Although Perry focuses on the June 15, 2015 deadline and steadfastly argues that she only received notice on June 13, 2015, we find that fact immaterial. It is undisputed that Perry knew she had to register by May 30, 2015, received notice of said fact, and failed to do so. The June 15, 2015 deadline was merely a final gratuitous extension by DCFS to give Perry another chance to log in to the website and reactivate her account. Accordingly, there is no manifest error in either the ALJ's finding or the district court's finding that DCFS met its burden of proving by a preponderance of the evidence that Perry's SNAP benefits were properly terminated.

Perry's second prong of her argument relies on the untimely scheduling of her appeal of DCFS's termination of her benefits. Perry requested the hearing on June 24, 2015, and the hearing was held on November 12, 2015. 3 Perry's argument appears to be that the delay in the scheduling should retroactively waive her failure to timely register/login to her HIRE account. We find this argument mooted by our above finding. Further, the trial court found Perry's rights were not prejudiced by the delay, and we find Perry's arguments in this regard without merit.
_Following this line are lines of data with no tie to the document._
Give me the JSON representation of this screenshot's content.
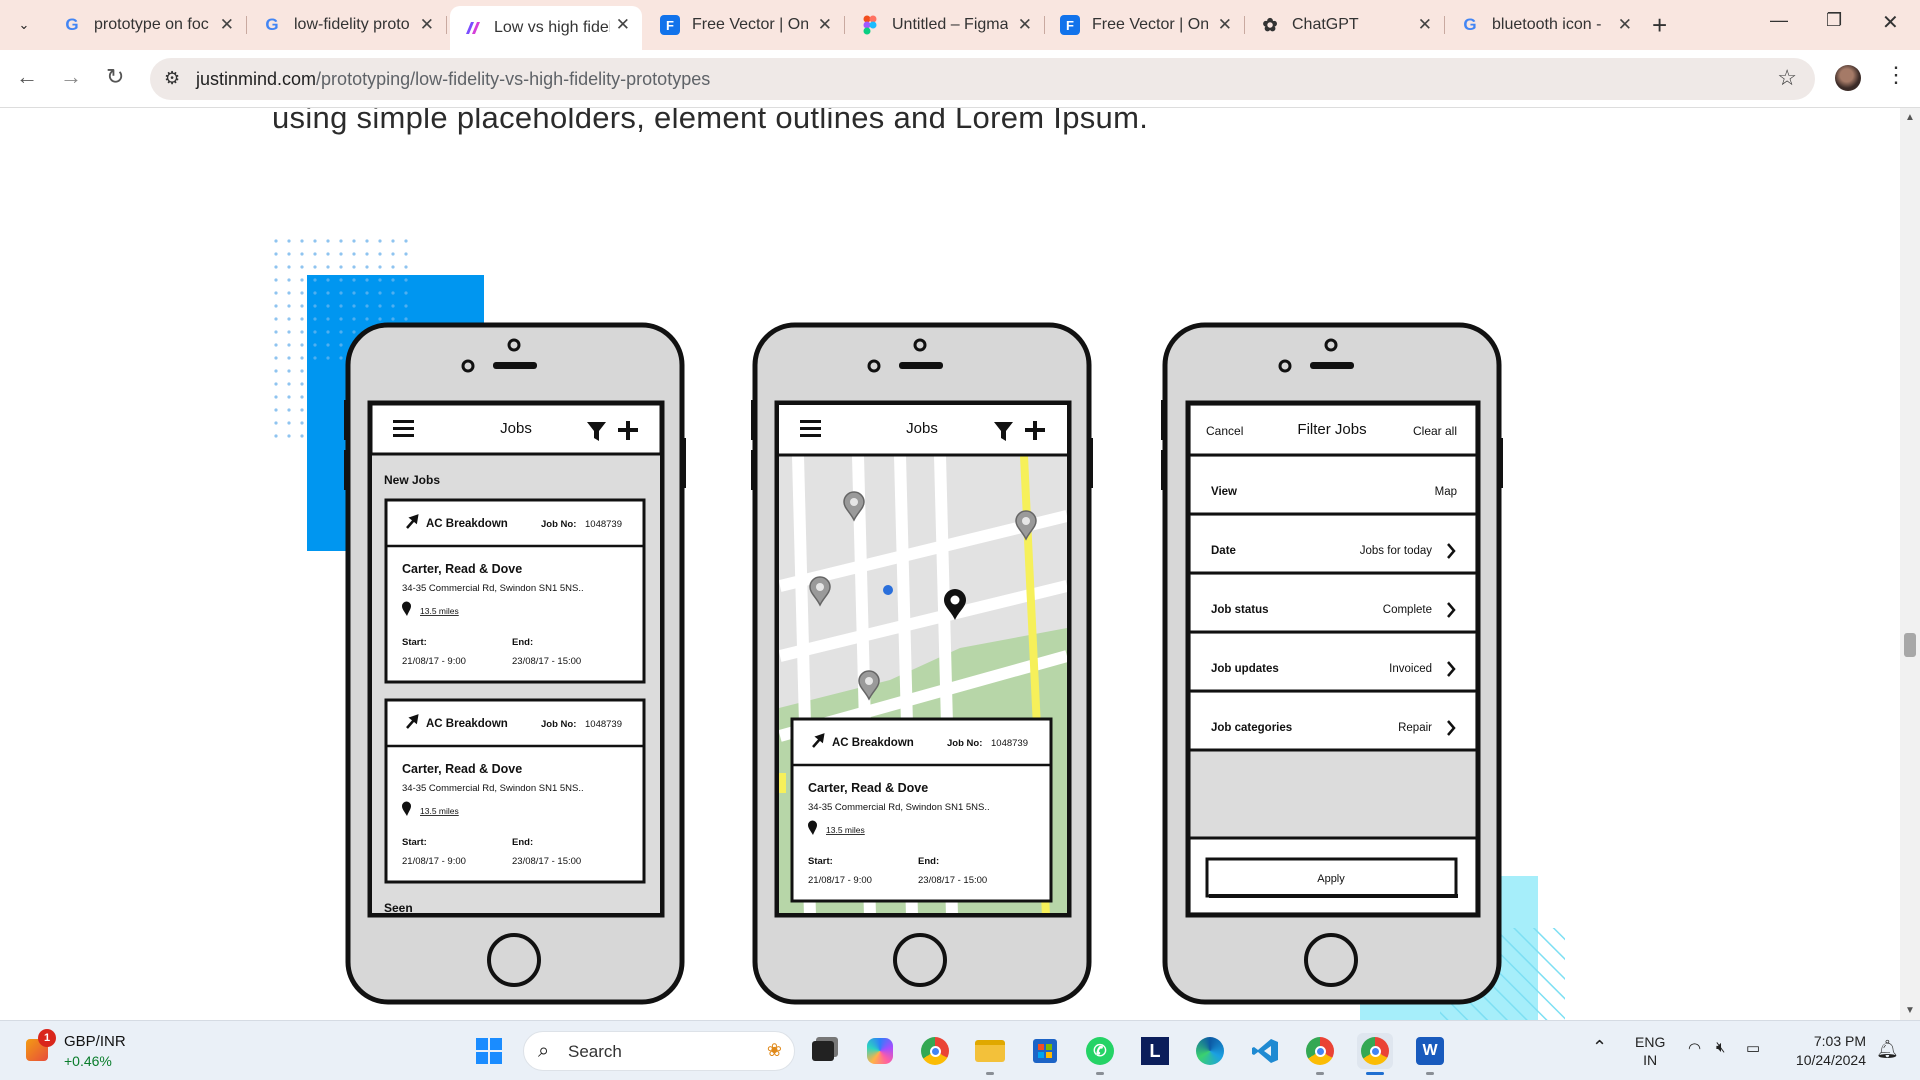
{
  "browser": {
    "tabs": [
      {
        "icon": "google-icon",
        "title": "prototype on foc",
        "active": false
      },
      {
        "icon": "google-icon",
        "title": "low-fidelity proto",
        "active": false
      },
      {
        "icon": "justinmind-icon",
        "title": "Low vs high fidel",
        "active": true
      },
      {
        "icon": "freepik-icon",
        "title": "Free Vector | Onl",
        "active": false
      },
      {
        "icon": "figma-icon",
        "title": "Untitled – Figma",
        "active": false
      },
      {
        "icon": "freepik-icon",
        "title": "Free Vector | Onl",
        "active": false
      },
      {
        "icon": "chatgpt-icon",
        "title": "ChatGPT",
        "active": false
      },
      {
        "icon": "google-icon",
        "title": "bluetooth icon -",
        "active": false
      }
    ],
    "url_host": "justinmind.com",
    "url_path": "/prototyping/low-fidelity-vs-high-fidelity-prototypes"
  },
  "page": {
    "intro_text": "using simple placeholders, element outlines and Lorem Ipsum."
  },
  "illustration": {
    "phone1": {
      "header_title": "Jobs",
      "section_label": "New Jobs",
      "cards": [
        {
          "job_type": "AC Breakdown",
          "job_no_label": "Job No:",
          "job_no": "1048739",
          "company": "Carter, Read & Dove",
          "address": "34-35 Commercial Rd, Swindon SN1 5NS..",
          "distance": "13.5 miles",
          "start_label": "Start:",
          "end_label": "End:",
          "start": "21/08/17 - 9:00",
          "end": "23/08/17 - 15:00"
        },
        {
          "job_type": "AC Breakdown",
          "job_no_label": "Job No:",
          "job_no": "1048739",
          "company": "Carter, Read & Dove",
          "address": "34-35 Commercial Rd, Swindon SN1 5NS..",
          "distance": "13.5 miles",
          "start_label": "Start:",
          "end_label": "End:",
          "start": "21/08/17 - 9:00",
          "end": "23/08/17 - 15:00"
        }
      ],
      "footer_label": "Seen"
    },
    "phone2": {
      "header_title": "Jobs",
      "card": {
        "job_type": "AC Breakdown",
        "job_no_label": "Job No:",
        "job_no": "1048739",
        "company": "Carter, Read & Dove",
        "address": "34-35 Commercial Rd, Swindon SN1 5NS..",
        "distance": "13.5 miles",
        "start_label": "Start:",
        "end_label": "End:",
        "start": "21/08/17 - 9:00",
        "end": "23/08/17 - 15:00"
      }
    },
    "phone3": {
      "cancel_label": "Cancel",
      "title": "Filter Jobs",
      "clear_label": "Clear all",
      "rows": [
        {
          "label": "View",
          "value": "Map",
          "chevron": false
        },
        {
          "label": "Date",
          "value": "Jobs for today",
          "chevron": true
        },
        {
          "label": "Job status",
          "value": "Complete",
          "chevron": true
        },
        {
          "label": "Job updates",
          "value": "Invoiced",
          "chevron": true
        },
        {
          "label": "Job categories",
          "value": "Repair",
          "chevron": true
        }
      ],
      "apply_label": "Apply"
    }
  },
  "taskbar": {
    "widget_title": "GBP/INR",
    "widget_change": "+0.46%",
    "widget_badge": "1",
    "search_placeholder": "Search",
    "lang_line1": "ENG",
    "lang_line2": "IN",
    "time": "7:03 PM",
    "date": "10/24/2024"
  },
  "colors": {
    "tabbar_bg": "#f9e6e0",
    "accent_blue": "#0096f0",
    "accent_cyan": "#a6eefa",
    "map_highlight": "#f6f05a"
  }
}
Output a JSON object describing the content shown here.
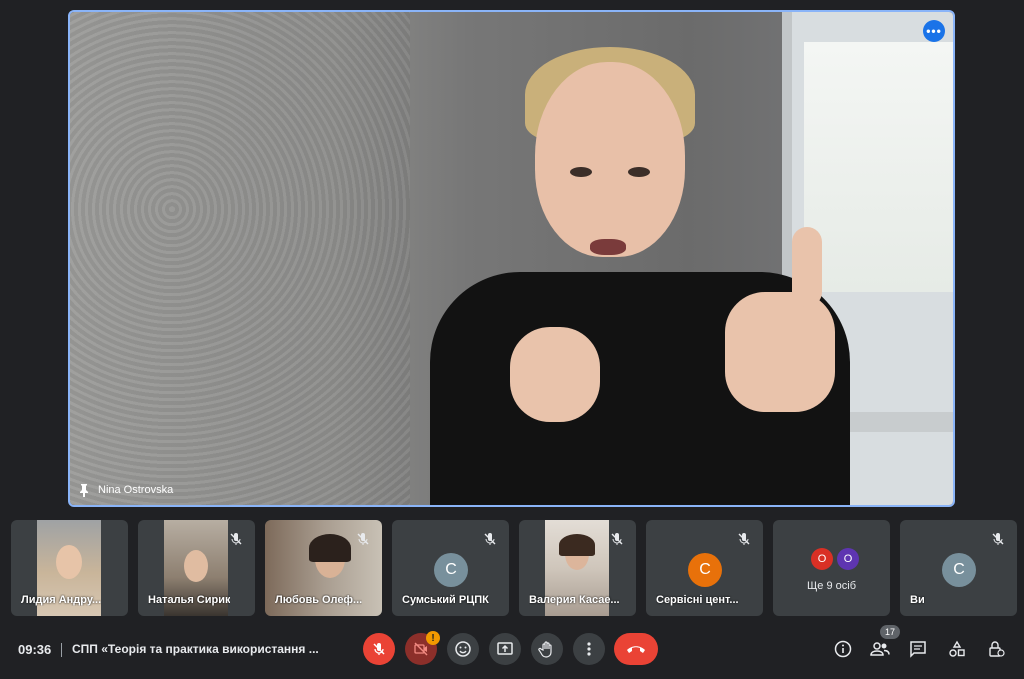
{
  "main_video": {
    "speaker_name": "Nina Ostrovska",
    "pin_icon": "pin-icon",
    "more_icon": "more-horiz-icon"
  },
  "tiles": [
    {
      "name": "Лидия Андру...",
      "type": "video",
      "mic_muted": false
    },
    {
      "name": "Наталья Сирик",
      "type": "video",
      "mic_muted": true
    },
    {
      "name": "Любовь Олеф...",
      "type": "video",
      "mic_muted": true
    },
    {
      "name": "Сумський РЦПК",
      "type": "avatar",
      "initial": "С",
      "avatar_color": "#78909c",
      "mic_muted": true
    },
    {
      "name": "Валерия Касае...",
      "type": "video",
      "mic_muted": true
    },
    {
      "name": "Сервісні цент...",
      "type": "avatar",
      "initial": "С",
      "avatar_color": "#e8710a",
      "mic_muted": true
    },
    {
      "name": "Ще 9 осіб",
      "type": "more",
      "minis": [
        {
          "initial": "О",
          "color": "#d93025"
        },
        {
          "initial": "О",
          "color": "#5e35b1"
        }
      ]
    },
    {
      "name": "Ви",
      "type": "avatar",
      "initial": "С",
      "avatar_color": "#78909c",
      "mic_muted": true
    }
  ],
  "bottom_bar": {
    "time": "09:36",
    "meeting_title": "СПП «Теорія та практика використання ...",
    "warning_badge": "!",
    "participants_count": "17",
    "controls": [
      "mic-off-icon",
      "camera-off-icon",
      "emoji-icon",
      "present-screen-icon",
      "raise-hand-icon",
      "more-vert-icon",
      "end-call-icon"
    ],
    "right_icons": [
      "info-icon",
      "people-icon",
      "chat-icon",
      "activities-icon",
      "host-controls-icon"
    ]
  },
  "colors": {
    "background": "#202124",
    "tile": "#3c4043",
    "accent": "#8ab4f8",
    "danger": "#ea4335"
  }
}
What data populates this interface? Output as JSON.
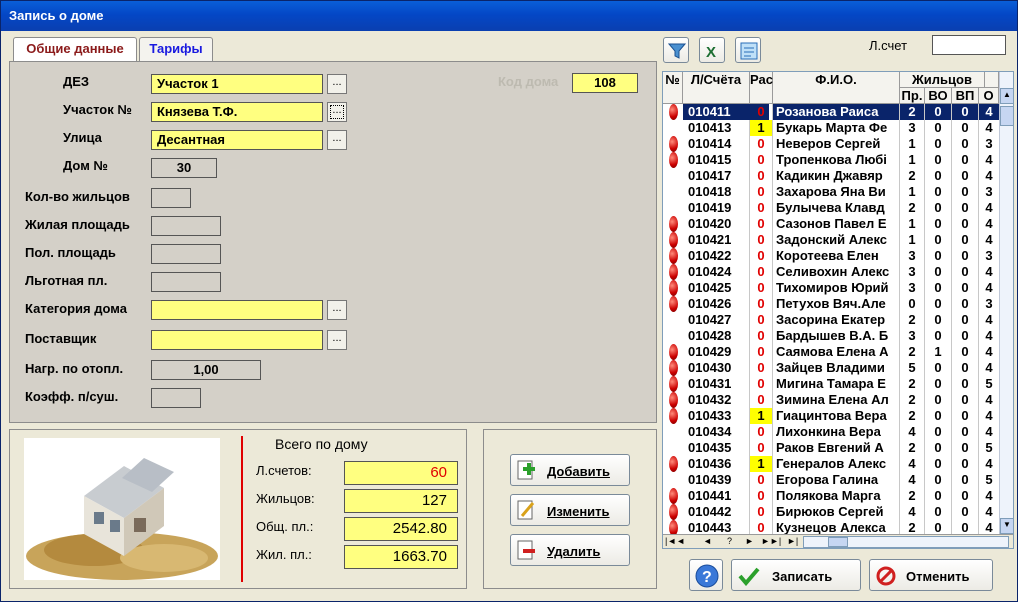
{
  "window": {
    "title": "Запись о доме"
  },
  "tabs": {
    "general": "Общие данные",
    "tariffs": "Тарифы"
  },
  "form": {
    "dez_label": "ДЕЗ",
    "dez_value": "Участок 1",
    "uchastok_label": "Участок №",
    "uchastok_value": "Князева Т.Ф.",
    "street_label": "Улица",
    "street_value": "Десантная",
    "house_label": "Дом №",
    "house_value": "30",
    "house_code_label": "Код дома",
    "house_code_value": "108",
    "residents_label": "Кол-во жильцов",
    "residents_value": "",
    "living_area_label": "Жилая площадь",
    "living_area_value": "",
    "total_area_label": "Пол. площадь",
    "total_area_value": "",
    "discount_area_label": "Льготная пл.",
    "discount_area_value": "",
    "category_label": "Категория дома",
    "category_value": "",
    "supplier_label": "Поставщик",
    "supplier_value": "",
    "heating_label": "Нагр. по отопл.",
    "heating_value": "1,00",
    "coef_label": "Коэфф. п/суш.",
    "coef_value": "",
    "dots": "..."
  },
  "summary": {
    "title": "Всего  по дому",
    "accounts_label": "Л.счетов:",
    "accounts_value": "60",
    "residents_label": "Жильцов:",
    "residents_value": "127",
    "total_area_label": "Общ. пл.:",
    "total_area_value": "2542.80",
    "living_area_label": "Жил. пл.:",
    "living_area_value": "1663.70"
  },
  "actions": {
    "add": "Добавить",
    "edit": "Изменить",
    "delete": "Удалить"
  },
  "footer": {
    "help": "?",
    "save": "Записать",
    "cancel": "Отменить"
  },
  "right": {
    "account_label": "Л.счет",
    "account_value": ""
  },
  "navigator": {
    "first": "|◄◄",
    "prev": "◄",
    "help": "?",
    "next": "►",
    "last": "►►|",
    "end": "►|"
  },
  "table": {
    "headers": {
      "num": "№",
      "account": "Л/Счёта",
      "ras": "Рас",
      "fio": "Ф.И.О.",
      "residents": "Жильцов",
      "pr": "Пр.",
      "vo": "ВО",
      "vp": "ВП",
      "o": "О"
    },
    "rows": [
      {
        "dot": true,
        "acc": "010411",
        "ras": "0",
        "fio": "Розанова Раиса",
        "c1": "2",
        "c2": "0",
        "c3": "0",
        "c4": "4",
        "sel": true
      },
      {
        "dot": false,
        "acc": "010413",
        "ras": "1",
        "fio": "Букарь Марта Фе",
        "c1": "3",
        "c2": "0",
        "c3": "0",
        "c4": "4"
      },
      {
        "dot": true,
        "acc": "010414",
        "ras": "0",
        "fio": "Неверов Сергей",
        "c1": "1",
        "c2": "0",
        "c3": "0",
        "c4": "3"
      },
      {
        "dot": true,
        "acc": "010415",
        "ras": "0",
        "fio": "Тропенкова Любі",
        "c1": "1",
        "c2": "0",
        "c3": "0",
        "c4": "4"
      },
      {
        "dot": false,
        "acc": "010417",
        "ras": "0",
        "fio": "Кадикин Джавяр",
        "c1": "2",
        "c2": "0",
        "c3": "0",
        "c4": "4"
      },
      {
        "dot": false,
        "acc": "010418",
        "ras": "0",
        "fio": "Захарова Яна Ви",
        "c1": "1",
        "c2": "0",
        "c3": "0",
        "c4": "3"
      },
      {
        "dot": false,
        "acc": "010419",
        "ras": "0",
        "fio": "Булычева Клавд",
        "c1": "2",
        "c2": "0",
        "c3": "0",
        "c4": "4"
      },
      {
        "dot": true,
        "acc": "010420",
        "ras": "0",
        "fio": "Сазонов Павел Е",
        "c1": "1",
        "c2": "0",
        "c3": "0",
        "c4": "4"
      },
      {
        "dot": true,
        "acc": "010421",
        "ras": "0",
        "fio": "Задонский Алекс",
        "c1": "1",
        "c2": "0",
        "c3": "0",
        "c4": "4"
      },
      {
        "dot": true,
        "acc": "010422",
        "ras": "0",
        "fio": "Коротеева Елен",
        "c1": "3",
        "c2": "0",
        "c3": "0",
        "c4": "3"
      },
      {
        "dot": true,
        "acc": "010424",
        "ras": "0",
        "fio": "Селивохин Алекс",
        "c1": "3",
        "c2": "0",
        "c3": "0",
        "c4": "4"
      },
      {
        "dot": true,
        "acc": "010425",
        "ras": "0",
        "fio": "Тихомиров Юрий",
        "c1": "3",
        "c2": "0",
        "c3": "0",
        "c4": "4"
      },
      {
        "dot": true,
        "acc": "010426",
        "ras": "0",
        "fio": "Петухов Вяч.Але",
        "c1": "0",
        "c2": "0",
        "c3": "0",
        "c4": "3"
      },
      {
        "dot": false,
        "acc": "010427",
        "ras": "0",
        "fio": "Засорина Екатер",
        "c1": "2",
        "c2": "0",
        "c3": "0",
        "c4": "4"
      },
      {
        "dot": false,
        "acc": "010428",
        "ras": "0",
        "fio": "Бардышев В.А. Б",
        "c1": "3",
        "c2": "0",
        "c3": "0",
        "c4": "4"
      },
      {
        "dot": true,
        "acc": "010429",
        "ras": "0",
        "fio": "Саямова Елена А",
        "c1": "2",
        "c2": "1",
        "c3": "0",
        "c4": "4"
      },
      {
        "dot": true,
        "acc": "010430",
        "ras": "0",
        "fio": "Зайцев Владими",
        "c1": "5",
        "c2": "0",
        "c3": "0",
        "c4": "4"
      },
      {
        "dot": true,
        "acc": "010431",
        "ras": "0",
        "fio": "Мигина Тамара Е",
        "c1": "2",
        "c2": "0",
        "c3": "0",
        "c4": "5"
      },
      {
        "dot": true,
        "acc": "010432",
        "ras": "0",
        "fio": "Зимина Елена Ал",
        "c1": "2",
        "c2": "0",
        "c3": "0",
        "c4": "4"
      },
      {
        "dot": true,
        "acc": "010433",
        "ras": "1",
        "fio": "Гиацинтова Вера",
        "c1": "2",
        "c2": "0",
        "c3": "0",
        "c4": "4"
      },
      {
        "dot": false,
        "acc": "010434",
        "ras": "0",
        "fio": "Лихонкина Вера",
        "c1": "4",
        "c2": "0",
        "c3": "0",
        "c4": "4"
      },
      {
        "dot": false,
        "acc": "010435",
        "ras": "0",
        "fio": "Раков Евгений А",
        "c1": "2",
        "c2": "0",
        "c3": "0",
        "c4": "5"
      },
      {
        "dot": true,
        "acc": "010436",
        "ras": "1",
        "fio": "Генералов Алекс",
        "c1": "4",
        "c2": "0",
        "c3": "0",
        "c4": "4"
      },
      {
        "dot": false,
        "acc": "010439",
        "ras": "0",
        "fio": "Егорова Галина",
        "c1": "4",
        "c2": "0",
        "c3": "0",
        "c4": "5"
      },
      {
        "dot": true,
        "acc": "010441",
        "ras": "0",
        "fio": "Полякова Марга",
        "c1": "2",
        "c2": "0",
        "c3": "0",
        "c4": "4"
      },
      {
        "dot": true,
        "acc": "010442",
        "ras": "0",
        "fio": "Бирюков Сергей",
        "c1": "4",
        "c2": "0",
        "c3": "0",
        "c4": "4"
      },
      {
        "dot": true,
        "acc": "010443",
        "ras": "0",
        "fio": "Кузнецов Алекса",
        "c1": "2",
        "c2": "0",
        "c3": "0",
        "c4": "4"
      }
    ]
  },
  "colors": {
    "field_yellow": "#FFFF80",
    "selection": "#0A246A",
    "ras_zero": "#E00000",
    "ras_one_bg": "#FFFF00"
  }
}
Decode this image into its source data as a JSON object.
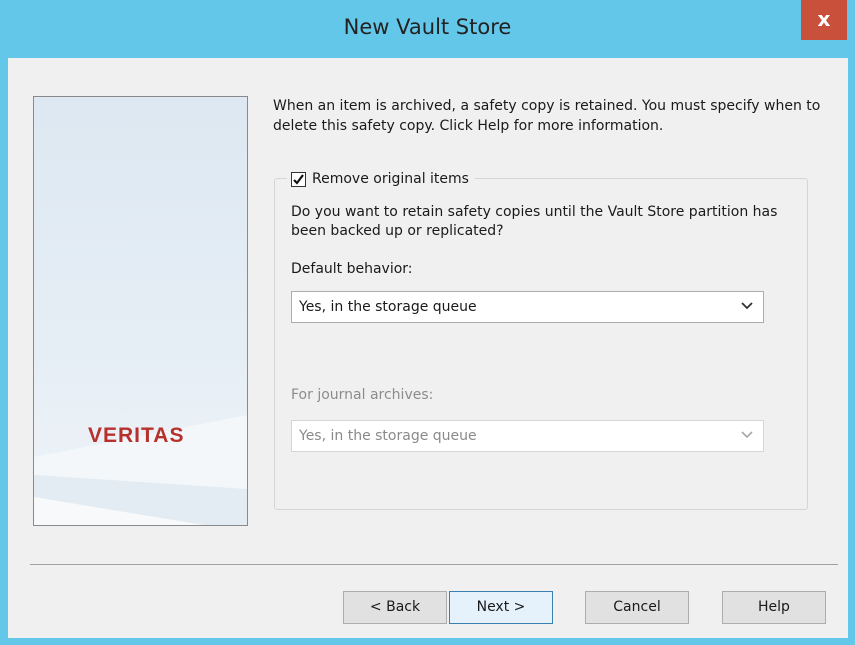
{
  "window": {
    "title": "New Vault Store",
    "close_label": "x"
  },
  "side_panel": {
    "logo_text": "VERITAS",
    "logo_color": "#b7312c"
  },
  "intro_text": "When an item is archived, a safety copy is retained. You must specify when to delete this safety copy. Click Help for more information.",
  "group": {
    "checkbox_label": "Remove original items",
    "checkbox_checked": true,
    "question": "Do you want to retain safety copies until the Vault Store partition has been backed up or replicated?",
    "default_label": "Default behavior:",
    "default_value": "Yes, in the storage queue",
    "journal_label": "For journal archives:",
    "journal_value": "Yes, in the storage queue",
    "journal_enabled": false
  },
  "buttons": {
    "back": "< Back",
    "next": "Next >",
    "cancel": "Cancel",
    "help": "Help"
  },
  "colors": {
    "titlebar": "#63c7ea",
    "close": "#c9503b",
    "default_button_border": "#3c7fb1"
  }
}
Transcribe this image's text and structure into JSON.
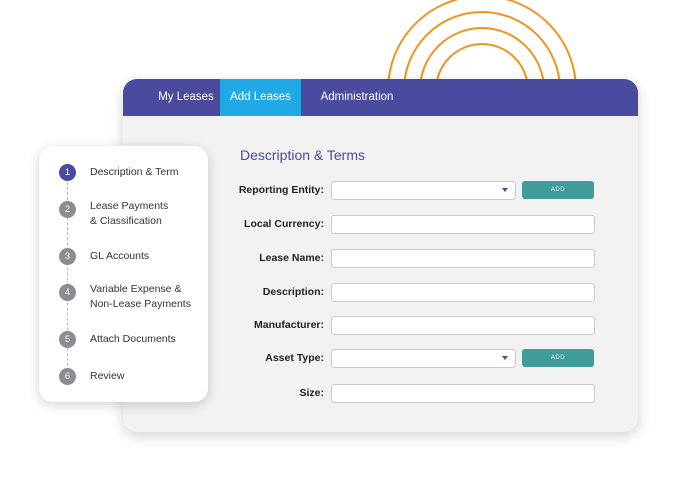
{
  "colors": {
    "nav_bg": "#4a4a9e",
    "nav_active": "#21a9e6",
    "accent": "#4a4a9e",
    "add_button": "#3f9c9a",
    "arcs": "#f0941f",
    "step_inactive": "#8c8c94"
  },
  "nav": {
    "tabs": [
      {
        "label": "My Leases",
        "active": false
      },
      {
        "label": "Add Leases",
        "active": true
      },
      {
        "label": "Administration",
        "active": false
      }
    ]
  },
  "form": {
    "title": "Description & Terms",
    "add_label": "ADD",
    "fields": [
      {
        "label": "Reporting Entity:",
        "type": "select",
        "value": "",
        "has_add": true
      },
      {
        "label": "Local Currency:",
        "type": "text",
        "value": ""
      },
      {
        "label": "Lease Name:",
        "type": "text",
        "value": ""
      },
      {
        "label": "Description:",
        "type": "text",
        "value": ""
      },
      {
        "label": "Manufacturer:",
        "type": "text",
        "value": ""
      },
      {
        "label": "Asset Type:",
        "type": "select",
        "value": "",
        "has_add": true
      },
      {
        "label": "Size:",
        "type": "text",
        "value": ""
      }
    ]
  },
  "steps": [
    {
      "num": "1",
      "label": "Description & Term",
      "active": true
    },
    {
      "num": "2",
      "label": "Lease Payments\n& Classification",
      "active": false
    },
    {
      "num": "3",
      "label": "GL Accounts",
      "active": false
    },
    {
      "num": "4",
      "label": "Variable Expense &\nNon-Lease Payments",
      "active": false
    },
    {
      "num": "5",
      "label": "Attach Documents",
      "active": false
    },
    {
      "num": "6",
      "label": "Review",
      "active": false
    }
  ]
}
The judgment of the trial court finding that the plaintiff-appellant, Yvette Perry's, SNAP benefits were properly terminated by the defendant-appellee, the State of Louisiana, Department of Children and Family Services, is affirmed. All costs of this appeal are assessed to Yvette Perry.



2.   SNAP benefits are often referred to as “food stamps.”

3.   7 C.F.R. § 273.15(1) is part of the chapter regulating the food stamp distribution program and requires that state agencies provide a fair hearing within sixty days of the request for a hearing.